1) There are no other restrictions:
In this case, we can use the concept of stars and bars to find the number of solutions. The formula for the number of non-negative integer solutions to this equation is (n+k-1)C(k-1), where n is the target sum (25) and k is the number of variables (6).
So, the number of solutions is (25+6-1)C(6-1) = 30C5 = 142,506.
2) xi ≥ 3 for i = 1, 2, 3, 4, 5, 6:
In this case, we can subtract 3 from each xi to make them non-negative. Then, we have x1' + x2' + x3' + x4' + x5' + x6' = 9, where x1', x2', x3', x4', x5', x6' ≥ 0.
Using the stars and bars formula again, the number of solutions is (9+6-1)C(6-1) = 14C5 = 2002.
3) 3 ≤ x1 ≤ 10:
In this case, we can subtract 3 from x1 to make it non-negative. Then, we have x1' + x2 + x3 + x4 + x5 + x6 = 22, where x1' = x1 - 3 and x1', x2, x3, x4, x5, x6 ≥ 0.
Using the stars and bars formula, the number of solutions is (22+6-1)C(6-1) = 27C5 = 84,024.

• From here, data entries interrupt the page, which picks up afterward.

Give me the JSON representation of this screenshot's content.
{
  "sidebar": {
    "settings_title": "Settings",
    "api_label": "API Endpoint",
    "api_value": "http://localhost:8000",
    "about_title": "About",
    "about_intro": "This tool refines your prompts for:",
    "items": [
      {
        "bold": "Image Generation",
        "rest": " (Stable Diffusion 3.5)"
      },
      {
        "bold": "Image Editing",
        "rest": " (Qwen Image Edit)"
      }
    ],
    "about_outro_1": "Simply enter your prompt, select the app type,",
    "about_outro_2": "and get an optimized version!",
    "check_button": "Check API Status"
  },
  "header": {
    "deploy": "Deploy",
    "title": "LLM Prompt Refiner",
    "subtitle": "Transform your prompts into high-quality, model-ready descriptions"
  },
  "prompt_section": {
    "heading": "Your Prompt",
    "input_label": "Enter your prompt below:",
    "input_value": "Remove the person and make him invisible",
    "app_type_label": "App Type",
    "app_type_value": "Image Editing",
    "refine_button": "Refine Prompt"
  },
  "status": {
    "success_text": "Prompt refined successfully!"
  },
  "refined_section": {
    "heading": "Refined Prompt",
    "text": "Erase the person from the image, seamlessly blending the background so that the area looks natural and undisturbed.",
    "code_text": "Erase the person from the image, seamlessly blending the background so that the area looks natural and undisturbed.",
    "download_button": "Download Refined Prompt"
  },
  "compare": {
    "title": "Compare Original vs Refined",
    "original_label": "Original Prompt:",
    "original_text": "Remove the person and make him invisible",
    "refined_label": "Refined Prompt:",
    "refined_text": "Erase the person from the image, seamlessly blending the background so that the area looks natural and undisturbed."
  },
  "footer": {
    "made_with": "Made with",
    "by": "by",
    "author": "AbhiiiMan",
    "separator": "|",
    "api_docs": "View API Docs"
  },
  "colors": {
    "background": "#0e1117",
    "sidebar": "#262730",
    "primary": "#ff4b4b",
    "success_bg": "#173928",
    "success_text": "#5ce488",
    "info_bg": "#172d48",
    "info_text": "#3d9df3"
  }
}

4) 3 ≤ x1 ≤ 10 and 2 ≤ x2 ≤ 7:
In this case, we can subtract 3 from x1 and 2 from x2 to make them non-negative. Then, we have x1' + x2' + x3 + x4 + x5 + x6 = 13, where x1' = x1 - 3 and x2' = x2 - 2, and x1', x2', x3, x4, x5, x6 ≥ 0.
Using the stars and bars formula, the number of solutions is (13+6-1)C(6-1) = 18C5 = 8568.